Sheriff Lamont Smith stopped short of labeling the fire as arson. But he did say the fire that destroyed two, wood-building complexes was "suspicious."
"There's not a lot of evidence left when it's a total burn," said Smith.
The fire was reported Friday by a witness who said he saw a tan-and-white pickup containing a man and a woman driving from the scene of the fire.
Chief Deputy Tracy Glover said the witness also provided investigators with additional information.
"There are some people we want to talk to, though we're not calling them suspects at this time," Glover said.
He said it appears fires started separately in each of the two buildings.

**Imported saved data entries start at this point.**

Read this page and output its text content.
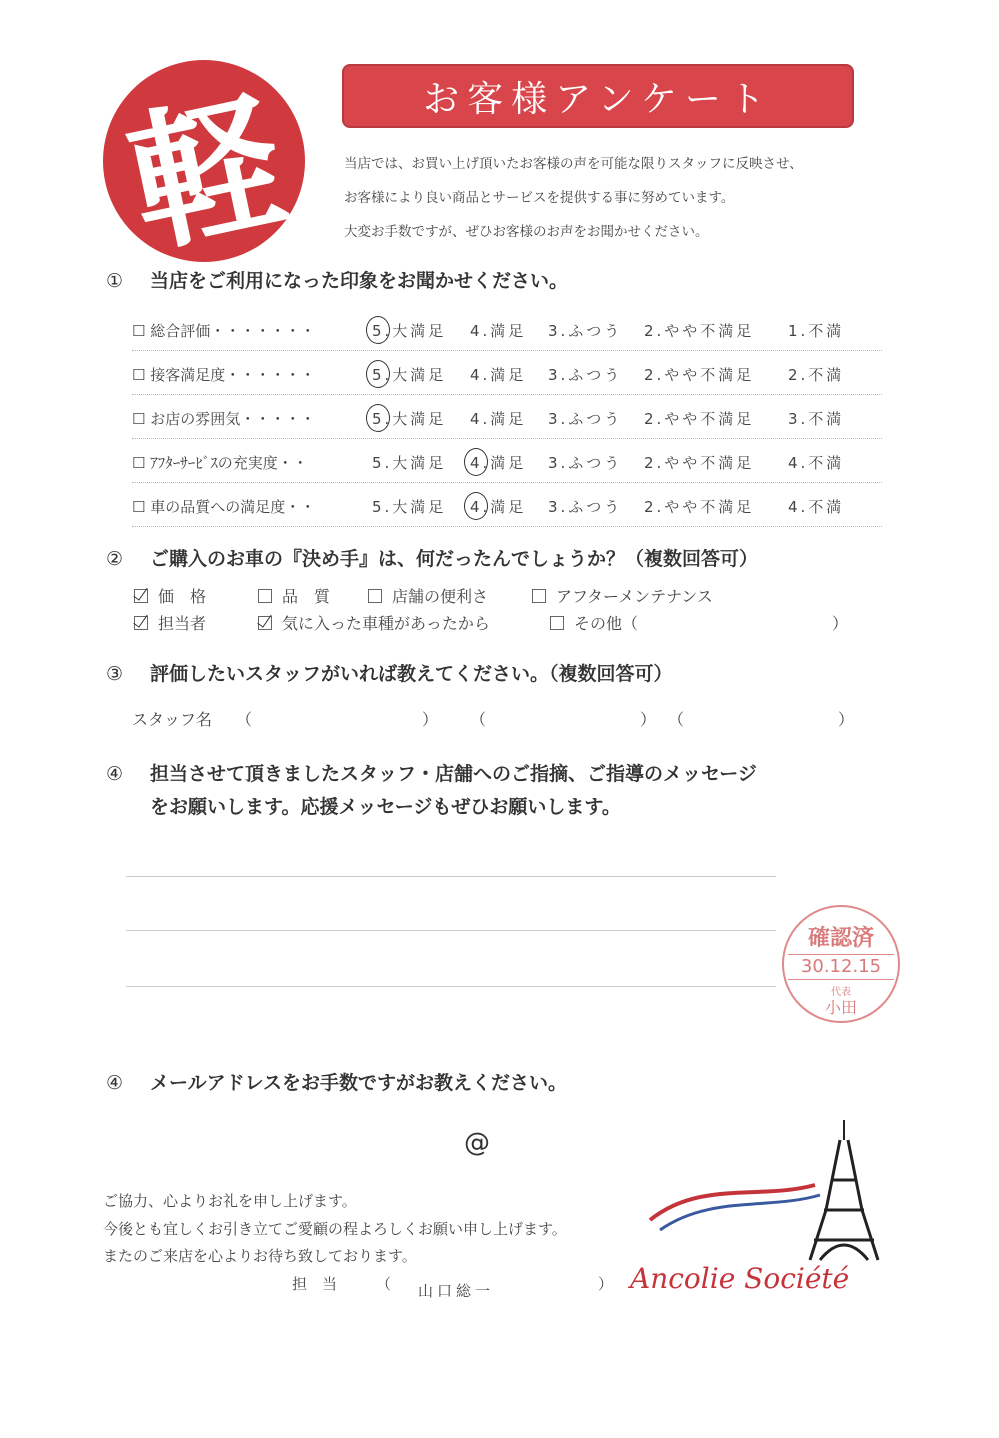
軽	お客様アンケート
当店では、お買い上げ頂いたお客様の声を可能な限りスタッフに反映させ、
お客様により良い商品とサービスを提供する事に努めています。
大変お手数ですが、ぜひお客様のお声をお聞かせください。
① 当店をご利用になった印象をお聞かせください。
☐ 総合評価・・・・・・・	5.大満足 4.満足 3.ふつう 2.やや不満足 1.不満
☐ 接客満足度・・・・・・	5.大満足 4.満足 3.ふつう 2.やや不満足 2.不満
☐ お店の雰囲気・・・・・	5.大満足 4.満足 3.ふつう 2.やや不満足 3.不満
☐ ｱﾌﾀｰｻｰﾋﾞｽの充実度・・	5.大満足 4.満足 3.ふつう 2.やや不満足 4.不満
☐ 車の品質への満足度・・	5.大満足 4.満足 3.ふつう 2.やや不満足 4.不満
② ご購入のお車の『決め手』は、何だったんでしょうか？（複数回答可）
価　格	品　質	店舗の便利さ	アフターメンテナンス
担当者	気に入った車種があったから	その他（	）
③ 評価したいスタッフがいれば教えてください。（複数回答可）
スタッフ名 （	） （	） （	）
④ 担当させて頂きましたスタッフ・店舗へのご指摘、ご指導のメッセージ
をお願いします。応援メッセージもぜひお願いします。
確認済
30.12.15
代表
小田
④ メールアドレスをお手数ですがお教えください。
@
ご協力、心よりお礼を申し上げます。
今後とも宜しくお引き立てご愛顧の程よろしくお願い申し上げます。
またのご来店を心よりお待ち致しております。
担　当	（ 山口総一	） Ancolie Société
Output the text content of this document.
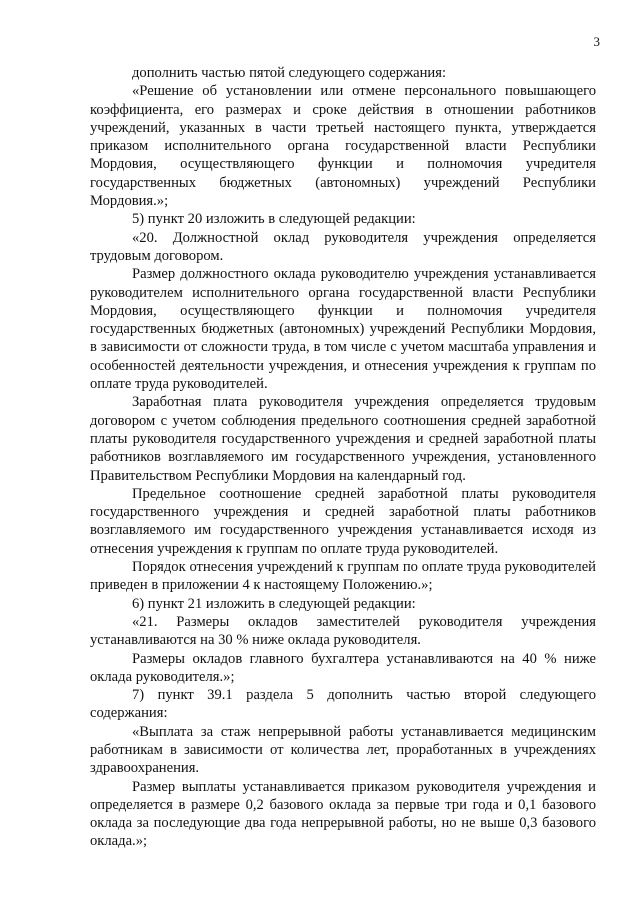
3

дополнить частью пятой следующего содержания:

«Решение об установлении или отмене персонального повышающего коэффициента, его размерах и сроке действия в отношении работников учреждений, указанных в части третьей настоящего пункта, утверждается приказом исполнительного органа государственной власти Республики Мордовия, осуществляющего функции и полномочия учредителя государственных бюджетных (автономных) учреждений Республики Мордовия.»;

5) пункт 20 изложить в следующей редакции:

«20. Должностной оклад руководителя учреждения определяется трудовым договором.

Размер должностного оклада руководителю учреждения устанавливается руководителем исполнительного органа государственной власти Республики Мордовия, осуществляющего функции и полномочия учредителя государственных бюджетных (автономных) учреждений Республики Мордовия, в зависимости от сложности труда, в том числе с учетом масштаба управления и особенностей деятельности учреждения, и отнесения учреждения к группам по оплате труда руководителей.

Заработная плата руководителя учреждения определяется трудовым договором с учетом соблюдения предельного соотношения средней заработной платы руководителя государственного учреждения и средней заработной платы работников возглавляемого им государственного учреждения, установленного Правительством Республики Мордовия на календарный год.

Предельное соотношение средней заработной платы руководителя государственного учреждения и средней заработной платы работников возглавляемого им государственного учреждения устанавливается исходя из отнесения учреждения к группам по оплате труда руководителей.

Порядок отнесения учреждений к группам по оплате труда руководителей приведен в приложении 4 к настоящему Положению.»;

6) пункт 21 изложить в следующей редакции:

«21. Размеры окладов заместителей руководителя учреждения устанавливаются на 30 % ниже оклада руководителя.

Размеры окладов главного бухгалтера устанавливаются на 40 % ниже оклада руководителя.»;

7) пункт 39.1 раздела 5 дополнить частью второй следующего содержания:

«Выплата за стаж непрерывной работы устанавливается медицинским работникам в зависимости от количества лет, проработанных в учреждениях здравоохранения.

Размер выплаты устанавливается приказом руководителя учреждения и определяется в размере 0,2 базового оклада за первые три года и 0,1 базового оклада за последующие два года непрерывной работы, но не выше 0,3 базового оклада.»;
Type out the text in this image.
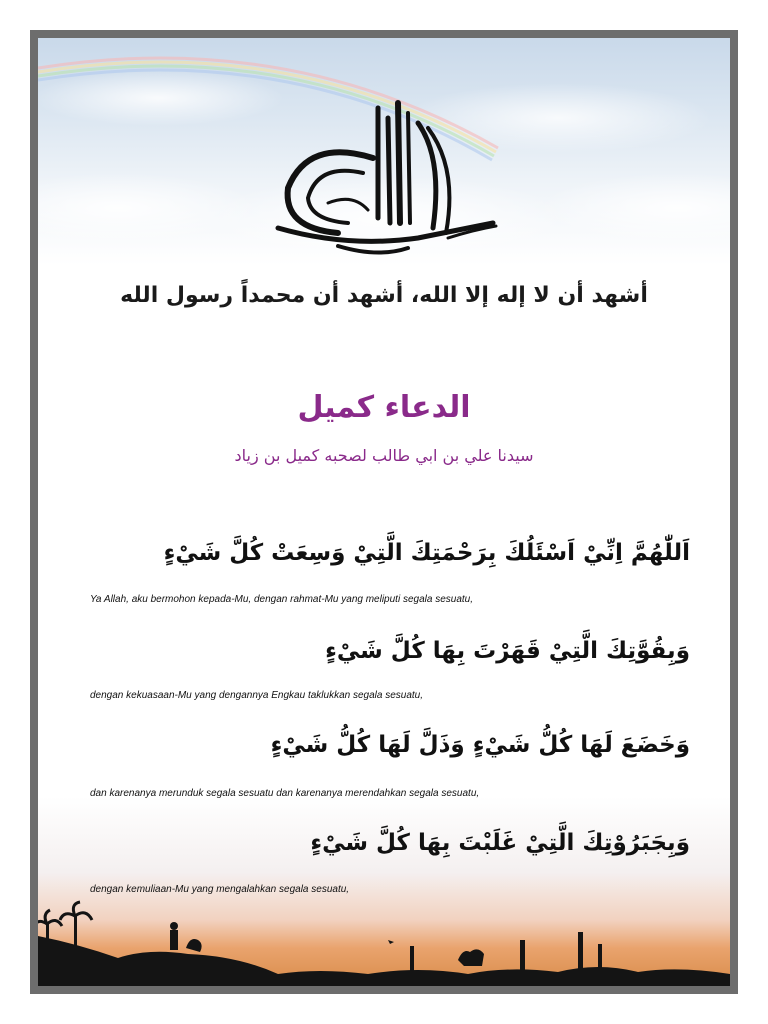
أشهد أن لا إله إلا الله، أشهد أن محمداً رسول الله
الدعاء كميل
سيدنا علي بن ابي طالب لصحبه كميل بن زياد
اَللّٰهُمَّ اِنِّيْ اَسْئَلُكَ بِرَحْمَتِكَ الَّتِيْ وَسِعَتْ كُلَّ شَيْءٍ
Ya Allah, aku bermohon kepada-Mu, dengan rahmat-Mu yang meliputi segala sesuatu,
وَبِقُوَّتِكَ الَّتِيْ قَهَرْتَ بِهَا كُلَّ شَيْءٍ
dengan kekuasaan-Mu yang dengannya Engkau taklukkan segala sesuatu,
وَخَضَعَ لَهَا كُلُّ شَيْءٍ وَذَلَّ لَهَا كُلُّ شَيْءٍ
dan karenanya merunduk segala sesuatu dan karenanya merendahkan segala sesuatu,
وَبِجَبَرُوْتِكَ الَّتِيْ غَلَبْتَ بِهَا كُلَّ شَيْءٍ
dengan kemuliaan-Mu yang mengalahkan segala sesuatu,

The buildings - including saloons, a barber shop and a post office - were built by volunteer labor at a site to replicate original structures constructed in 1962 at the old Paria Town site for the movie "Sergeants 3," starring Frank Sinatra and Sammy Davis Jr. "The Outlaw Josie Wales" also was filmed at the site now located on the Grand Staircase-Escalante National Monument.
The original buildings were torn down after being undercut by a flash flood in 1998.
In 1999, an architect drew plans of the original movie structures. Volunteers from the region - including Kanab, St. George, Richfield, Cedar City and northern Arizona communities - constructed the buildings on higher ground with materials donated by the Bureau of Land Management.
Kanab resident Robert Houston, who helped organize the volunteer effort, said Monday he was devastated by the news of the fire and perplexed at what would motivate anyone to torch the site.
"You can't print what I thought when I heard about it," said Houston. "There's a lot of sweat equity from the community invested in the project."
Houston said he hopes to get together with the BLM and discuss rebuilding the structures.
"There's a lot heritage connected with the movie industry out there," he said.
BLM spokesman Larry Crutchfield said the site was popular with tourists who liked to take pictures of themselves in front of the buildings.
Crutchfield said the site is still open, and the interpretive panels explaining the area's history were not burned.
"I just can't see why anyone would do this," he said.